Boxen Boxen: Ausflug in die Vergangenheit
Halle/MZ. - Für kurze Zeit fühlt sich Tino Groß in die Vergangenheit zurückversetzt. Der frühere Sportschüler hat ein Zimmer im Internat bezogen, schwatzt mit seinen einstigen Betreuern, fachsimpelt mit Trainern und anderen Sportlern. "Ich bin gern in Halle. Und dass ich diesmal hier auch boxen darf, macht mich besonders glücklich. Ich kann's kaum erwarten zu zeigen, was ich drauf habe", sagt der Zweimeter-Mann. Bei dem Profikampfabend des Hamburger Arena-Boxstalls am Sonntag im Maritim hat der einstige deutsche Amateurmeister seinen dritten Arbeitseinsatz im bezahlten Sport. Gegner ist der Russe Juri Lunnev.

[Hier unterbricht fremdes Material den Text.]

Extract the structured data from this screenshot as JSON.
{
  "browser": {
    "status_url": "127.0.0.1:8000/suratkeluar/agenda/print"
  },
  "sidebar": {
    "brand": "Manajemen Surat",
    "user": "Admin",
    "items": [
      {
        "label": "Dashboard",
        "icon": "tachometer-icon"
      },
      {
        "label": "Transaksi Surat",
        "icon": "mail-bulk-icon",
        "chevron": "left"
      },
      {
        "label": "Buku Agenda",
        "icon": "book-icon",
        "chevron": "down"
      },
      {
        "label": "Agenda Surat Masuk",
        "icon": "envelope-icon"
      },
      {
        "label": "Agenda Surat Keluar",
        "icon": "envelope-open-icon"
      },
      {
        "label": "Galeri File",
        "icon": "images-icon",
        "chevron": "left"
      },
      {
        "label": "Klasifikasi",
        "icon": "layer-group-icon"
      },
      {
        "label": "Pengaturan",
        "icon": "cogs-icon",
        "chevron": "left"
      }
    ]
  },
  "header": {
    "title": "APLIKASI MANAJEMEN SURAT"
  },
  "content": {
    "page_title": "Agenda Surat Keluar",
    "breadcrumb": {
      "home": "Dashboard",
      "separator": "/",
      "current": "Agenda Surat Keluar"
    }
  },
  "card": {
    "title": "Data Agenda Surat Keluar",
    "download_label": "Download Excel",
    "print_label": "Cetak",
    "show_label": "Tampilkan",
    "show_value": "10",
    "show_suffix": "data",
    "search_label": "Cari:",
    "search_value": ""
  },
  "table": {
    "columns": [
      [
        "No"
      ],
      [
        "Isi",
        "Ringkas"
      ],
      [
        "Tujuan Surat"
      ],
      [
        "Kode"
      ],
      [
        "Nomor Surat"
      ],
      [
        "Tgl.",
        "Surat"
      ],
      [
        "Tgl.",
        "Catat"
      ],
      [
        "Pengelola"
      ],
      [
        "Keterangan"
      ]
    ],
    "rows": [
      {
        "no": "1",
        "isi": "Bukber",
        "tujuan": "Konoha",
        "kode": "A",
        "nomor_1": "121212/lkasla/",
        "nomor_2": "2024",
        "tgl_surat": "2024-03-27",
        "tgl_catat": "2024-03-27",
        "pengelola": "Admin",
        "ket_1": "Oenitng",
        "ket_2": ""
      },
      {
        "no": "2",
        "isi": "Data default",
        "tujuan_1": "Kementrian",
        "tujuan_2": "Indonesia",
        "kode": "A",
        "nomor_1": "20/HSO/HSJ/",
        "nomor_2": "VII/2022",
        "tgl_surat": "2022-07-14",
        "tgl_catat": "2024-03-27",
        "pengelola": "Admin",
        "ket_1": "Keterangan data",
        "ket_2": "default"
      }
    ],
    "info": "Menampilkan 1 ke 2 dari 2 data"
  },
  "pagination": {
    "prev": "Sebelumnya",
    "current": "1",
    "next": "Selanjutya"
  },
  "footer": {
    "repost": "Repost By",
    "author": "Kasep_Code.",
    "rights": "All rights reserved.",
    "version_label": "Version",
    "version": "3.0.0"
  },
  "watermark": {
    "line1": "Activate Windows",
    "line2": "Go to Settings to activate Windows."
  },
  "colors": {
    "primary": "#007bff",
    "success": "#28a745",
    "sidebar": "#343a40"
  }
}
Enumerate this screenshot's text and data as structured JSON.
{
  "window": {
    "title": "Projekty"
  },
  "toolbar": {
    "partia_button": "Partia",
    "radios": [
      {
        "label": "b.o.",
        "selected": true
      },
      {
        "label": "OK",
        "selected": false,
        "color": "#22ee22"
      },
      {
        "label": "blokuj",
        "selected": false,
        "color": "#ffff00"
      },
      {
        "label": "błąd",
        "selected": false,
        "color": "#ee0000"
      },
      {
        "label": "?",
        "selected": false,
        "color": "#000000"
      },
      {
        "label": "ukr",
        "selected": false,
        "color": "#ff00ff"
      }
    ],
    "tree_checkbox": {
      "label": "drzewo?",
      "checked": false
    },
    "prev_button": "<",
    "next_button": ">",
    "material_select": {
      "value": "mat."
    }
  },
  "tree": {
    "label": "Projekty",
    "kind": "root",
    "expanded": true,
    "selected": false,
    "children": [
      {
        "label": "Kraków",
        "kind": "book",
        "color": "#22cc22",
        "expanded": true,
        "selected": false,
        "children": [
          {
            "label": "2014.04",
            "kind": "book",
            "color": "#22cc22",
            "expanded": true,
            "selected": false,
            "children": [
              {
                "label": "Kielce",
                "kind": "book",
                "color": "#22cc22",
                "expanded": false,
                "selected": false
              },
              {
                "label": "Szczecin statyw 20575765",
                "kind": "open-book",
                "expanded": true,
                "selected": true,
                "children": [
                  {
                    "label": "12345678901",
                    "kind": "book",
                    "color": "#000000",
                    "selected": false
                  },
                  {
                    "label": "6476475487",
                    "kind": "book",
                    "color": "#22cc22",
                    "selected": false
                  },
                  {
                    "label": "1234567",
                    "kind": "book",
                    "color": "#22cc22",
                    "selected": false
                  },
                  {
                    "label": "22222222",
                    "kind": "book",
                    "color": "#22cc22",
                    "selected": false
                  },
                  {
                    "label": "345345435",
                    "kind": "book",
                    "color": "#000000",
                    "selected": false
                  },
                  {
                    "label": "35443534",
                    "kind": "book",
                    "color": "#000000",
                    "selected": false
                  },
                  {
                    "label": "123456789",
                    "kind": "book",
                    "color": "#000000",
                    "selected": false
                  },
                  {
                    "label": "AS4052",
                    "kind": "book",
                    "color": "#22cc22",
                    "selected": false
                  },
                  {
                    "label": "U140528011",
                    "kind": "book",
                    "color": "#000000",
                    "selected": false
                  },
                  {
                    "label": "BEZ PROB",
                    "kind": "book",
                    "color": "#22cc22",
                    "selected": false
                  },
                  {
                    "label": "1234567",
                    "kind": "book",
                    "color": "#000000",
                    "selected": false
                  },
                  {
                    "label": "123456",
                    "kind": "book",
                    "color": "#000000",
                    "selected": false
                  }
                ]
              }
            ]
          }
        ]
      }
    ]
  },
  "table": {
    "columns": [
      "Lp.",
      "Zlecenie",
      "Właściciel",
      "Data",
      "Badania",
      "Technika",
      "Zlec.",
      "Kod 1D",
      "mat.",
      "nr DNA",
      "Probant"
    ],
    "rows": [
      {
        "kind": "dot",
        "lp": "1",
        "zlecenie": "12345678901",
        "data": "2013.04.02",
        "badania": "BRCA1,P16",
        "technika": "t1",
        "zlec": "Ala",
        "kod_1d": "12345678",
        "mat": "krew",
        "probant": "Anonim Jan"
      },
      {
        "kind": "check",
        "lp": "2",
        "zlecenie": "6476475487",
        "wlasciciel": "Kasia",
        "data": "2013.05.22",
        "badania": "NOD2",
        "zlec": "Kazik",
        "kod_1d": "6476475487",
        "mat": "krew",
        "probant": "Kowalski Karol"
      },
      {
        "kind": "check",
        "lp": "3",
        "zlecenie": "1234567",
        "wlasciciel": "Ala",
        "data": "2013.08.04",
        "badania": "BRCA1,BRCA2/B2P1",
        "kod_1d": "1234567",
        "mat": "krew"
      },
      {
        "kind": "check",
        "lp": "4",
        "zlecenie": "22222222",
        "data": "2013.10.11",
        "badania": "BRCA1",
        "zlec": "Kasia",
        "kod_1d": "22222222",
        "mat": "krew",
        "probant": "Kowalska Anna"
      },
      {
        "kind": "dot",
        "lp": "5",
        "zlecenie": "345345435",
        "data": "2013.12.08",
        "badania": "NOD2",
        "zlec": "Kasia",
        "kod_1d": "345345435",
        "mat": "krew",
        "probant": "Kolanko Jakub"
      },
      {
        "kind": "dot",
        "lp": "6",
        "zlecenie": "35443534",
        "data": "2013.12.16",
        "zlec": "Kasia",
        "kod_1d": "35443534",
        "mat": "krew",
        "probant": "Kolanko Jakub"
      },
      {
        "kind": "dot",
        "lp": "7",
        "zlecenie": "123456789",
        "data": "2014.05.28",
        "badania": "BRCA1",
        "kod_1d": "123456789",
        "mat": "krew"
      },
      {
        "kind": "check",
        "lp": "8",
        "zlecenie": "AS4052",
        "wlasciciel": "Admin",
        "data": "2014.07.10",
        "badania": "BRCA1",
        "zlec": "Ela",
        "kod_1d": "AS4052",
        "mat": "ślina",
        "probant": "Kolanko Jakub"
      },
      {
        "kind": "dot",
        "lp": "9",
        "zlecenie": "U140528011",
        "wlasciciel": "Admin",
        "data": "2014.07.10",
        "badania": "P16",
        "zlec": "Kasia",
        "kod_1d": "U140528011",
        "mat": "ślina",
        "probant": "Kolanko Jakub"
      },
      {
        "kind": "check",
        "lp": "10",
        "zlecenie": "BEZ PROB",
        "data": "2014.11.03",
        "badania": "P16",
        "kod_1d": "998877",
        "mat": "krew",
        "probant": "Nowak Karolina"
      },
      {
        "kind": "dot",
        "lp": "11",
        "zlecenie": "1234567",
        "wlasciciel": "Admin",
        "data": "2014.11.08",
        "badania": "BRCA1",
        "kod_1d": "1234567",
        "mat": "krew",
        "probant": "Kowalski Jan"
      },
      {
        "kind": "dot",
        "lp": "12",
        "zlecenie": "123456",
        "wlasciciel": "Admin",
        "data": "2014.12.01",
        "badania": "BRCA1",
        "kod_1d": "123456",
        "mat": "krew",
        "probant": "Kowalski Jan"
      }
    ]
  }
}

Vor dreieinhalb Jahren hatte Groß das letzte Mal in seiner sportlichen Heimat geboxt. Damals gewann er - exakt an gleicher Stelle - den renommierten Chemiepokal. Doch danach wurde es ruhig um den damaligen Sportsoldaten. Cheftrainer Helmut Ranze hatte ihm nach der Militär-WM in Südafrika aus dem Kader geworfen. "Ich war ziemlich angefressen, so abserviert zu werden", gibt der heute 27-Jährige zu. In seinem Frust ließ er sogar die auf ihn in der Trainingshalle wartenden Dopingfahnder wegtreten. Dafür wurde ihm eine Sperre von einem halben Jahr aufgebrummt. "Das war eine dumme Kurzschlussreaktion. Danach wollte ich die Handschuhe eigentlich an den Nagel hängen", sagt Groß. Doch während seiner von der Bundeswehr geförderten Ausbildung zum Fuhrparkmeister in Erfurt half er der Gothaer Staffel in der Bundesliga aus - und merkte, dass er die Lust an seinem Sport noch nicht verloren hat. Nachdem Groß an seinem jüngsten Geburtstag am 21. August die letzten Prüfungen geschafft hatte, unterschrieb er einen Profivertrag bei Arena. Dass er sich gegen Universum bzw. SES und für den Hamburger Boxstall entschied, lag vor allem daran, dass er dort bei seinem früheren SV-Coach Hans-Jürgen Witte trainieren kann. Zudem hat er mit Steffen Kretschmann einen starken Trainingspartner. Acht Kämpfe will Groß, der mit seiner Freundin Kristin weiter in Erfurt wohnt, 2008 absolvieren. In zwei Jahren hofft er, reif für einen Titelkampf zu sein. "Wenn andere das schaffen, kann ich das auch", sagt der nun 90 Kilo auf die Waage bringende Boxer.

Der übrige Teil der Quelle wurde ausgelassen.